泣いている子供が予想以上に多かったため、脅かし役の先生が急遽不在になりましたが、充分に肝試しの恐怖は味わえました。

予定とはだいぶ違う結果になりはしましたが、無事肝試しは終了。
生徒たちはそれぞれのバンガローへと向かいました。

私たちの組もバンガローへ入りましたが、やはりむっとした熱気がバンガローに充満していました。
一室ごとに与えられた明かりは、ランタン型のライト一つ。
低い天井にしつらえたフックにそれをかけました。
明かりにつられたのか、大きめの虫が窓をこつりと叩きます。
「やっぱりあっついねー」
女の子の一人がそう言って窓を開けました。
しかし風がないために暑さが和らぐことはありません。
「ドアも開けないと駄目じゃない?」
私はそう言ってドアを開けました。
すると両隣のバンガローでもちょうどドアを開け放しているところで、顔を合わせて暑いねと言い合って笑いました。

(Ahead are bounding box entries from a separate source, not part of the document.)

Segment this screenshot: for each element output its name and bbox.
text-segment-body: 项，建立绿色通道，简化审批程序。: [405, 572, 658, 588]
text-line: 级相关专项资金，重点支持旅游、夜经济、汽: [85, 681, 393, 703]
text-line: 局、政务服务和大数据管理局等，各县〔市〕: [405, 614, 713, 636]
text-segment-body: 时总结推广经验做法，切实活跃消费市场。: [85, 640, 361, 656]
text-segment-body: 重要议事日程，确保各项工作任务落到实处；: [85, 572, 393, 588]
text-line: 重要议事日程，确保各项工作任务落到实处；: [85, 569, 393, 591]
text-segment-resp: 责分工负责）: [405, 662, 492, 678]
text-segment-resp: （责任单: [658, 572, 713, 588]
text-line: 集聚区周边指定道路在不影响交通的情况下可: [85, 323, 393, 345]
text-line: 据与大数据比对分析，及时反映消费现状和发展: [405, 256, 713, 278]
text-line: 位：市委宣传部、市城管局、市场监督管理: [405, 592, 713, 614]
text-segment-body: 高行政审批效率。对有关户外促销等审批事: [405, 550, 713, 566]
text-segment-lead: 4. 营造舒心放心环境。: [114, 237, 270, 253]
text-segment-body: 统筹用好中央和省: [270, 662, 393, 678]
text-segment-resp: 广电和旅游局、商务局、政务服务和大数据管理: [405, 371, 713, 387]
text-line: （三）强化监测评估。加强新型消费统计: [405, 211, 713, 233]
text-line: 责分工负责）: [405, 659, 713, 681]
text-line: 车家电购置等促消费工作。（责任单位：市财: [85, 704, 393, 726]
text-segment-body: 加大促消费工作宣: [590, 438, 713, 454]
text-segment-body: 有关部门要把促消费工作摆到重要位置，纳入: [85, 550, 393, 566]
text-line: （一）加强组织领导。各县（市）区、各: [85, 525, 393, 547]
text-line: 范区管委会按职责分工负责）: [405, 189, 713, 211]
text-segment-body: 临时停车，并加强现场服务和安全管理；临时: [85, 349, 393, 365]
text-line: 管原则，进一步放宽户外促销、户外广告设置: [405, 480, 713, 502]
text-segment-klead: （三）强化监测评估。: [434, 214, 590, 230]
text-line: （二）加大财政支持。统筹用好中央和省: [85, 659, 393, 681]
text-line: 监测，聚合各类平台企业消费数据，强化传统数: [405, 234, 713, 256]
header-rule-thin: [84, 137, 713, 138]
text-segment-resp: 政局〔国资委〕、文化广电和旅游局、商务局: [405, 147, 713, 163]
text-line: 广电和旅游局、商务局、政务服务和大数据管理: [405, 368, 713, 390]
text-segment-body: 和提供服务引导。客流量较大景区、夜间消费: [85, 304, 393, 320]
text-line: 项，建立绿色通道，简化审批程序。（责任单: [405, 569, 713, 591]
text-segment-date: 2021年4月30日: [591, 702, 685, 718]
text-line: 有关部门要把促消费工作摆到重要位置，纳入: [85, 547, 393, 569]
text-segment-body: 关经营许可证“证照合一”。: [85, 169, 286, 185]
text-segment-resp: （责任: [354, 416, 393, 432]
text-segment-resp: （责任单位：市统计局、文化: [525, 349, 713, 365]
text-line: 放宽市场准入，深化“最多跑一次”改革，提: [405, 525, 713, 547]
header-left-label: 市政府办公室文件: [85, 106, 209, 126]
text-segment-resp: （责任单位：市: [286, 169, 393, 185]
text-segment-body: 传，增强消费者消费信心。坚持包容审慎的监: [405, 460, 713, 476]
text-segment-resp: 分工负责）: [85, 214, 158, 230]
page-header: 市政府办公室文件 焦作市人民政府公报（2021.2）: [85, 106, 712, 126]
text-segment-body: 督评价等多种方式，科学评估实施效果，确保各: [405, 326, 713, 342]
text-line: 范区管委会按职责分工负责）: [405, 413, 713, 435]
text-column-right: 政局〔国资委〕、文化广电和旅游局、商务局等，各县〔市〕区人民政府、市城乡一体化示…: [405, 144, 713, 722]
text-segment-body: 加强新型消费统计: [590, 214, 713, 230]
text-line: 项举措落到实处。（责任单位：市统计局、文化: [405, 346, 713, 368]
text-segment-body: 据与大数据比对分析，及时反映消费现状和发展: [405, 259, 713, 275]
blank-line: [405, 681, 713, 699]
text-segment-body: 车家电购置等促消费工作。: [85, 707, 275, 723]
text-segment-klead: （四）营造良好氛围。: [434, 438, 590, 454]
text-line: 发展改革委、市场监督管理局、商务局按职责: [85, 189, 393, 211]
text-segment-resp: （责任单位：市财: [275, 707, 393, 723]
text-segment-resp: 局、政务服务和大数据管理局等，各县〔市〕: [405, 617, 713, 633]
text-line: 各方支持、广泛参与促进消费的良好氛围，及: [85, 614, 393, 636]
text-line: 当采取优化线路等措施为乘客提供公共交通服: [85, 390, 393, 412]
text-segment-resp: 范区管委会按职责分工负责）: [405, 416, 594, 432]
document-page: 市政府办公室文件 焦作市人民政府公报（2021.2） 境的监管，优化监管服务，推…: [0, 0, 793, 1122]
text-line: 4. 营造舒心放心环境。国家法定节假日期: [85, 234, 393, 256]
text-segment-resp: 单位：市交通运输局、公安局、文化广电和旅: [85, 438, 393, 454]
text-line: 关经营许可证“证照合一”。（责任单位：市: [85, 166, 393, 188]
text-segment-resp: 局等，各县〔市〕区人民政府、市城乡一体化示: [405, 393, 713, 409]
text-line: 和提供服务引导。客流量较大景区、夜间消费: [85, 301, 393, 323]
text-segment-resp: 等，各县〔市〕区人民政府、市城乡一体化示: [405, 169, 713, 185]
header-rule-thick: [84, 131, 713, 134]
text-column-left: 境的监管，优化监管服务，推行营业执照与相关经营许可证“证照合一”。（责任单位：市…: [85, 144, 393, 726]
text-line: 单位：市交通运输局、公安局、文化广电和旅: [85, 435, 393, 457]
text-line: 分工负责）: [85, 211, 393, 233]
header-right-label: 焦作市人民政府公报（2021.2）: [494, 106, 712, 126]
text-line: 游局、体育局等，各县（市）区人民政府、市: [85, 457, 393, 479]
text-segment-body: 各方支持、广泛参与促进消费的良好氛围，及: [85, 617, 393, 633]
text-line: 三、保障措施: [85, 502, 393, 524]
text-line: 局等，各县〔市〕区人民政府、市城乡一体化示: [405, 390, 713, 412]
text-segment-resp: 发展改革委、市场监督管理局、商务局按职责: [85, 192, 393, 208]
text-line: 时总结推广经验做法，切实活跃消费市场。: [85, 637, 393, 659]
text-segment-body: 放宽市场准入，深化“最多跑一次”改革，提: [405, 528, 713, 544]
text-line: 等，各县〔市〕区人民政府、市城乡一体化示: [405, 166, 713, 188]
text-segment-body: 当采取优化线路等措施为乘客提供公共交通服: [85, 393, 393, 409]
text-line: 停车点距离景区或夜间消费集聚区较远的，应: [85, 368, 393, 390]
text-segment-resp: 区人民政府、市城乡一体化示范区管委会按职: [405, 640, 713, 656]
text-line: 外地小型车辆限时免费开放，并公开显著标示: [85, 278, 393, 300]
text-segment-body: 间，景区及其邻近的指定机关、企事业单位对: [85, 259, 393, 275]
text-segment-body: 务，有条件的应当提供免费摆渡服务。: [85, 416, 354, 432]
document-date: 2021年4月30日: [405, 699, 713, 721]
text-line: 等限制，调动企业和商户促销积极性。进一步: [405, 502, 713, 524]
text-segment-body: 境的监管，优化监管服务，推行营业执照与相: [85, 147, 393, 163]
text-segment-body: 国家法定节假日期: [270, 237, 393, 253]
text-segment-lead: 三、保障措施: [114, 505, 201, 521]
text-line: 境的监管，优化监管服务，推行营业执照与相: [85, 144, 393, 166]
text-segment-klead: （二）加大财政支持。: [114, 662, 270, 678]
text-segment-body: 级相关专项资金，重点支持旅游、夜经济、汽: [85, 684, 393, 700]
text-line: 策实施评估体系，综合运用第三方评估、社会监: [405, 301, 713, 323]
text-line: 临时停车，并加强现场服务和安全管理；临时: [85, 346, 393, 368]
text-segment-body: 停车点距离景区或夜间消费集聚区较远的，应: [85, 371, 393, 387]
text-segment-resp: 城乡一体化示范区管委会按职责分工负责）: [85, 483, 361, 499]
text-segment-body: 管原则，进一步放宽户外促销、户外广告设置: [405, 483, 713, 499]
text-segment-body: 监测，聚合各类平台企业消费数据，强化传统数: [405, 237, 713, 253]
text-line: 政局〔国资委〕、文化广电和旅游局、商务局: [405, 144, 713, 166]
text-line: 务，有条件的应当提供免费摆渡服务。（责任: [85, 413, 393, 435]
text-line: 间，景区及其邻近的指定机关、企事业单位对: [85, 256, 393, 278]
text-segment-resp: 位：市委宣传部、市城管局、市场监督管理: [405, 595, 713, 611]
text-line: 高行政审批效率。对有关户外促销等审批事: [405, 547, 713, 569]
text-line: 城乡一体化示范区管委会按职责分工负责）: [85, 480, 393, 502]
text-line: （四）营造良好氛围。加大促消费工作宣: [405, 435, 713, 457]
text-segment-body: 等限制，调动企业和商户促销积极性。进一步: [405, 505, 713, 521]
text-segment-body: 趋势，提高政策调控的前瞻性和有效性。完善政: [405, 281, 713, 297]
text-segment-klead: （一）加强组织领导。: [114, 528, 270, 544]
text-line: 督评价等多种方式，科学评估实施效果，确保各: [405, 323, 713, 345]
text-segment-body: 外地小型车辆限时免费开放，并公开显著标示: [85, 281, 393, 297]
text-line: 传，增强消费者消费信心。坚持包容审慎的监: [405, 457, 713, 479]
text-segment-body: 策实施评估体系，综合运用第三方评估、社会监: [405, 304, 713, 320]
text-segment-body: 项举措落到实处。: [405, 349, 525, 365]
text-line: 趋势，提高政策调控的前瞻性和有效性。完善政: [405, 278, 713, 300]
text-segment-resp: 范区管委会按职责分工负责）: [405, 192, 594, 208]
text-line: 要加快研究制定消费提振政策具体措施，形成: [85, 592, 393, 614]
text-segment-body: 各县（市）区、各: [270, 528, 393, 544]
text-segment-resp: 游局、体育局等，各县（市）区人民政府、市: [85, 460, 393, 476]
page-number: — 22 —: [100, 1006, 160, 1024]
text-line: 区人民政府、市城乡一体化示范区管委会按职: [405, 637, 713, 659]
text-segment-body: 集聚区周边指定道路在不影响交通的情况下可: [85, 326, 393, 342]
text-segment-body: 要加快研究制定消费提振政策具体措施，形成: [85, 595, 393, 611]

ほどなくして見回りの先生が声を張り上げながら近づいてきました。
「虫が入るから閉めろよー」
生徒たちの暑いという抗議は一蹴され、すべてのバンガローの窓とドアは閉められました。

やはり虫がこつりと窓にあたります。

仕方なく寝袋に入って横になるものの、すぐには寝付けません。
「ねえ、怖い話しようよ」
先ほどの怪談に味をしめたのか、すぐにみんなが顔を突き合わせ、話し出す態勢に入っていました。
暑さで眠れる気もしないので、私もその輪に入ったのです。
「私は眠いから寝るよー」
一人が窓の対面の壁に向かい合うようにして寝袋を移動し、ほどなく静かになりました。

こつりこつりと虫が窓にぶつかりました。

「寝つき良いね」
誰かが声を潜めて笑います。
「さっきの先生の話さ、私知ってるよ」
一人の女の子がそう話し始めました。
「あれ、ほんとの話だよ」
女の子は薄く笑いながら私たちを見回して、続けます。
「私のお父さんも言ってたの、あの話。昔ほんとにあったんだって」
怖いと言いながら、みんなの顔は笑っていました。
眠っている子がいたので、いくらか声は潜めましたが、くすくすと笑い声も漏れます。

虫が続けて、こつりこつり、こつりと窓を叩きます。

「なんかね、悪い事ばっかりしている人たちだったんだって。で、お堂を壊したのもわざとやったみたいだって」
バチかもね。
誰かが言ったのにつられて、何人かがバチだね、と笑いました。

こうこつこつ、こつ…明かりにつられるのか、虫がなんどもぶつかります。
やはり窓は閉めておくのが正解のようです。

「悪いことしたんだもん、しょうがないよね」
アハハと何人かが笑い声をあげた時でした。
「ちょっと、うるさいんだけど」
眠っていたはずの子が振り返って怒りました。
「あ、ごめ……」
「うわああああっ」
怒っていた子が窓を指差して叫んだのです。
私たちは窓を振り返りました。
口々に叫び声が上がります。
大きな窓一面に、無数の黒い手の跡が張り付いていたのです。

ばんっ

「やだあっ」
私たちは叫びながら壁際に逃げました。
ひと固まりになりながら、私たちの目は窓に釘付けです。

ばんっばんっばんっ

最早叫び声さえも出ませんでした。
ガラスが割れないのが不思議なほどの音で、手形は窓にたたきつけられます。
重なる黒い手のあと。
手、手、手、手、手…
目をつむって耳をふさいで、私たちは下を向いて恐怖に耐えました。
どのくらいそうしていたのか、いつしか私たちは気を失っていたようでした。

翌朝。
誰かが見て、と叫んだのに目を覚ましました。
すでに外は明るく、音はしません。
そして見上げた窓には、手形一つもないのでした。
大学生の事件はこのキャンプ場でのことではありません。
でも、笑った私たちに怒った彼らが、私たちのところまで来てしまったというのでしょうか。